Non-essential products, on the other hand, have a limited or non-existent budget. The new coronavirus has caused the pharmaceutical sector to react to the disruption, which has harmed productivity and clinical trials in numerous ways. To minimize infection, lockdown measures were imposed, requiring R&D workers as well as clinical study participants to stay at home.

The Covid-19 pandemic presented an opportunity for the pharmaceutical industry to demonstrate its social value proposition to the rest of the world.

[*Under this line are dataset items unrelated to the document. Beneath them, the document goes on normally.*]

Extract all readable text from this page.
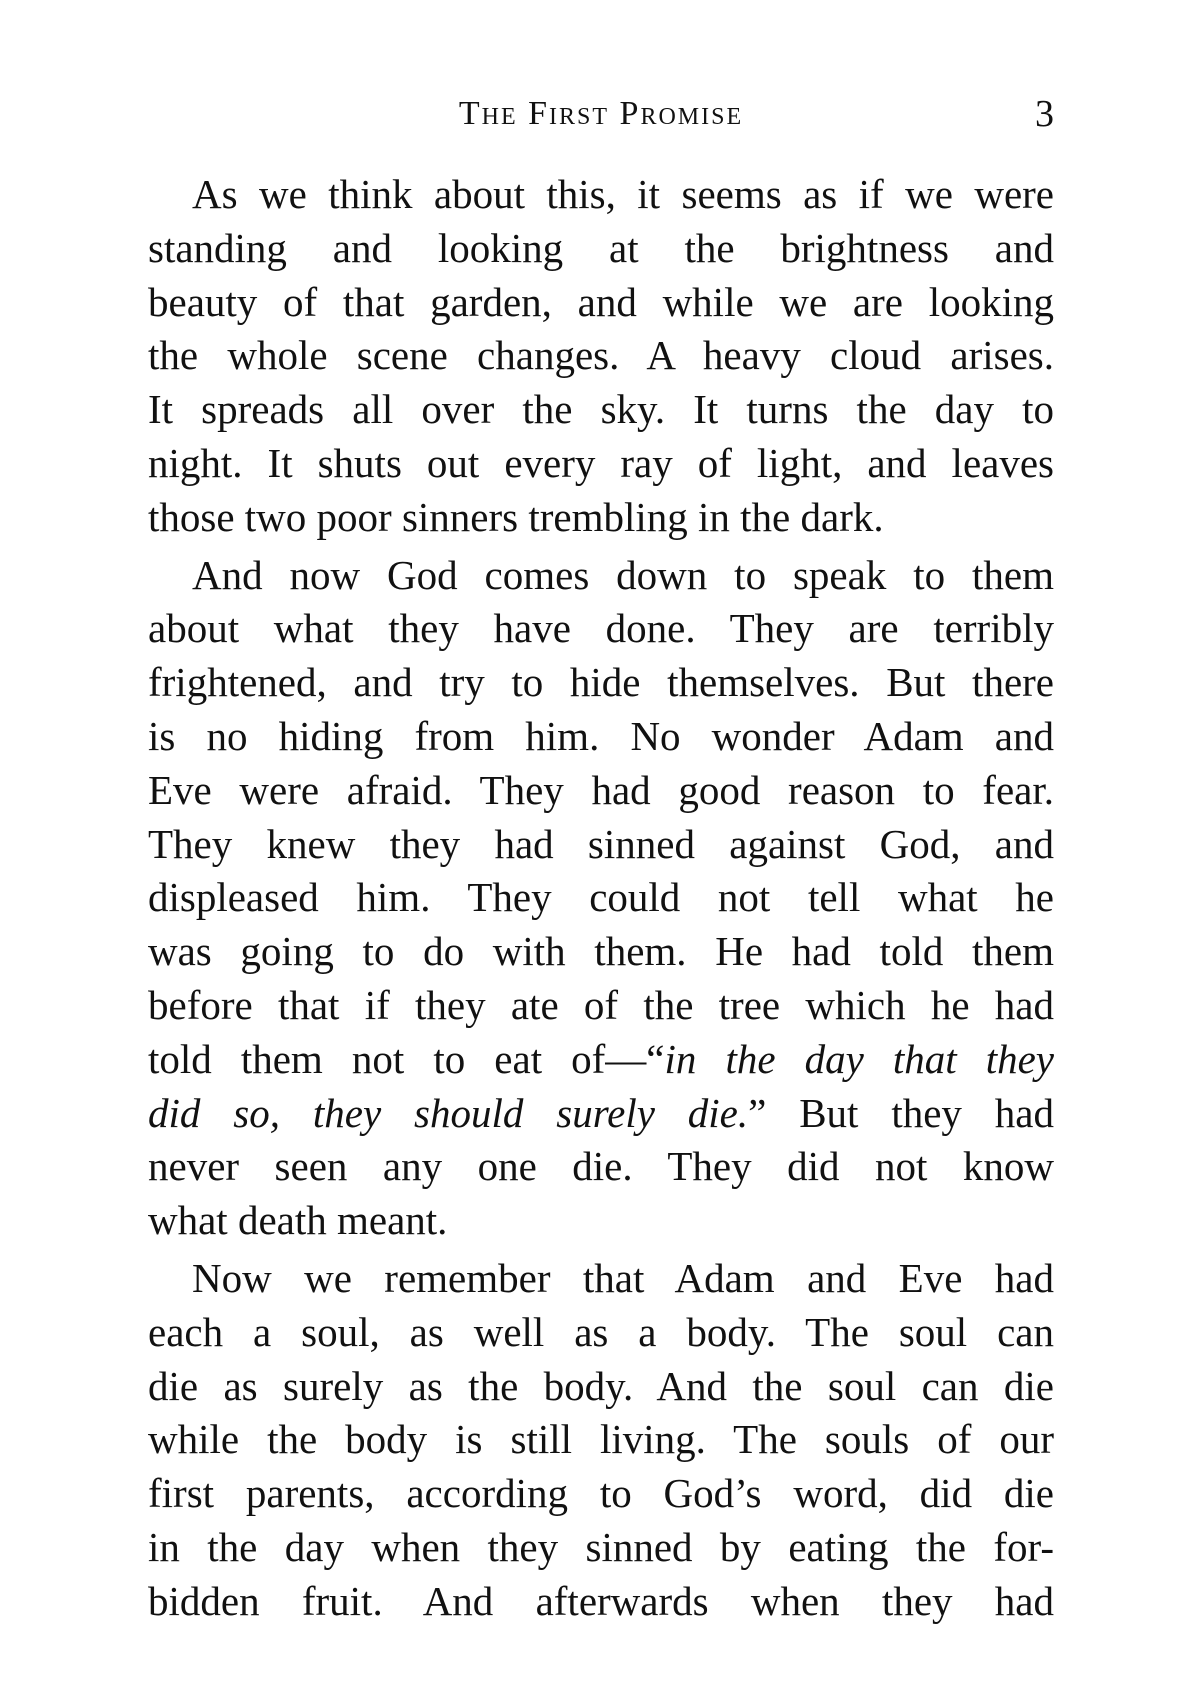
The First Promise	3

As we think about this, it seems as if we were
standing and looking at the brightness and
beauty of that garden, and while we are looking
the whole scene changes. A heavy cloud arises.
It spreads all over the sky. It turns the day to
night. It shuts out every ray of light, and leaves
those two poor sinners trembling in the dark.

And now God comes down to speak to them
about what they have done. They are terribly
frightened, and try to hide themselves. But there
is no hiding from him. No wonder Adam and
Eve were afraid. They had good reason to fear.
They knew they had sinned against God, and
displeased him. They could not tell what he
was going to do with them. He had told them
before that if they ate of the tree which he had
told them not to eat of—“in the day that they
did so, they should surely die.” But they had
never seen any one die. They did not know
what death meant.

Now we remember that Adam and Eve had
each a soul, as well as a body. The soul can
die as surely as the body. And the soul can die
while the body is still living. The souls of our
first parents, according to God’s word, did die
in the day when they sinned by eating the for-
bidden fruit. And afterwards when they had
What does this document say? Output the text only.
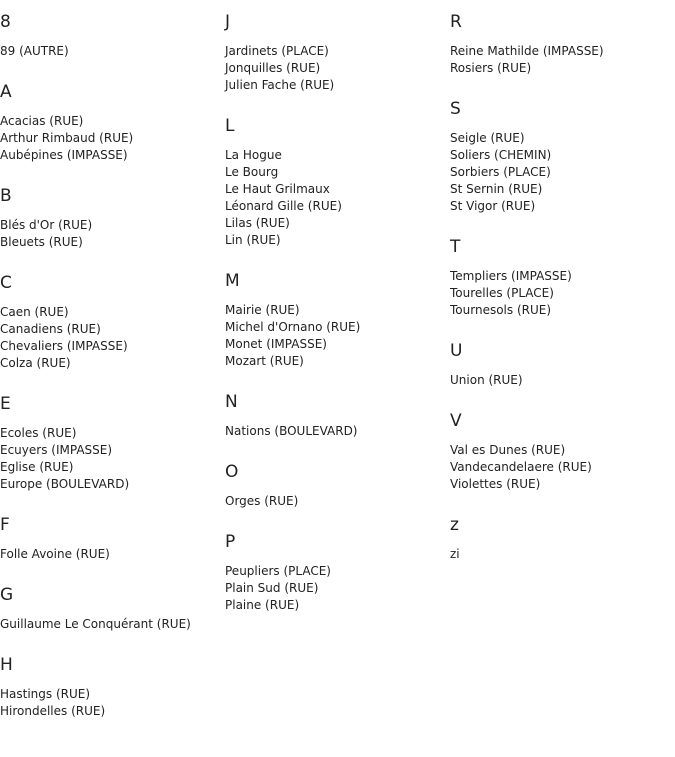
8
89 (AUTRE)
A
Acacias (RUE)
Arthur Rimbaud (RUE)
Aubépines (IMPASSE)
B
Blés d'Or (RUE)
Bleuets (RUE)
C
Caen (RUE)
Canadiens (RUE)
Chevaliers (IMPASSE)
Colza (RUE)
E
Ecoles (RUE)
Ecuyers (IMPASSE)
Eglise (RUE)
Europe (BOULEVARD)
F
Folle Avoine (RUE)
G
Guillaume Le Conquérant (RUE)
H
Hastings (RUE)
Hirondelles (RUE)
J
Jardinets (PLACE)
Jonquilles (RUE)
Julien Fache (RUE)
L
La Hogue
Le Bourg
Le Haut Grilmaux
Léonard Gille (RUE)
Lilas (RUE)
Lin (RUE)
M
Mairie (RUE)
Michel d'Ornano (RUE)
Monet (IMPASSE)
Mozart (RUE)
N
Nations (BOULEVARD)
O
Orges (RUE)
P
Peupliers (PLACE)
Plain Sud (RUE)
Plaine (RUE)
R
Reine Mathilde (IMPASSE)
Rosiers (RUE)
S
Seigle (RUE)
Soliers (CHEMIN)
Sorbiers (PLACE)
St Sernin (RUE)
St Vigor (RUE)
T
Templiers (IMPASSE)
Tourelles (PLACE)
Tournesols (RUE)
U
Union (RUE)
V
Val es Dunes (RUE)
Vandecandelaere (RUE)
Violettes (RUE)
z
zi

Not only has society been able to see the clear link between R&D spending and the creation of life-saving pharmaceuticals, but the world has also experienced unprecedented worldwide collaboration between the public and commercial sectors to bring these vaccines to market in record time.

Ways to Promote Pharma Business:

  • Humanize the Brand: Pharmaceutical firms can build emotional bonds with their customers by infusing human elements into their branding. Customers will be more inclined to ask their doctor to prescribe a specific brand of medication as a result of this.
  • Create Effective Marketing Material: Pharmaceutical firms can build emotional bonds with their customers by infusing human elements into their branding. Customers will be more inclined to ask their doctor to prescribe a specific brand of medication as a result of this.
  • Balance Marketing and Research Efforts: Studies have revealed that pharmaceutical corporations spend disproportionately more money on marketing than on research. As prescription prices have continued to grow, this disparity in expenditure has sparked significant criticism.
  • Connect With People at Online Events and Webinars: Sponsoring virtual events is a wonderful way for pharmaceutical companies to build relationships on the ground. Brand remembers is ensured by print and broadcast promotional programs. The participation of a company at an event, on the other hand, aids in the development of relationships with a certain segment of the consumer base.
  • Identify and address issues that may limit patient access to pharmaceuticals, such as when medication delivery is challenging (e.g., infused therapy, especially in less healthy populations), or when patients cannot have prescriptions refilled or require physician consultations.
  • Engage with the investigators and participants in critical trials that are already ongoing. Discuss predicted outcomes, high-risk locations, and potential procedure adjustments. When protocols need to be changed, get input from the investigators and act fast and aggressively.

Future Plans

  • Restart any clinical trials that have been halted or delayed. Reconnect with investigators and other interested parties.
  • The portfolio should be prioritized, and scarce resources should be allocated accordingly. Identify the trials that have experienced the most delays and prioritise those that will provide the most value.
  • Accelerate the digitization of the value chain and ways of working, leveraging Covid-19 crisis lessons learned in areas like customer engagement, real-time supply chain monitoring, and clinical development digitalization.
  • More resilience will be achieved through reorganising assets and supply networks. Despite the expected cost increases, the intensive focus on risk management across networks and supply chains will certainly continue in the aftermath of COVID-19.
  • Demand for new capabilities and expertise may evolve as the future of work becomes more distant and distributed. Most industries, including pharmaceutical operations, will be focusing on re-evaluating the future of labor.

With various delivery and information endpoints, supply chains will become more patient-centric. Patient-centric supply chains should explore how to meet this demand as the expansion of digital tools, telehealth, and app-based ecosystems make patient-level data more accessible. Significant gains in telemedicine, video conferencing, remote-working tools, and clinical decision-support systems are all projected, according to a recent study of physicians.

The pharmaceutical business is on the front lines of a worldwide pandemic, as executive teams are well aware. Setting the correct priorities now can help companies drive innovation while assuring a consistent supply of critical pharmaceuticals for patients affected by Covid-19 directly or indirectly.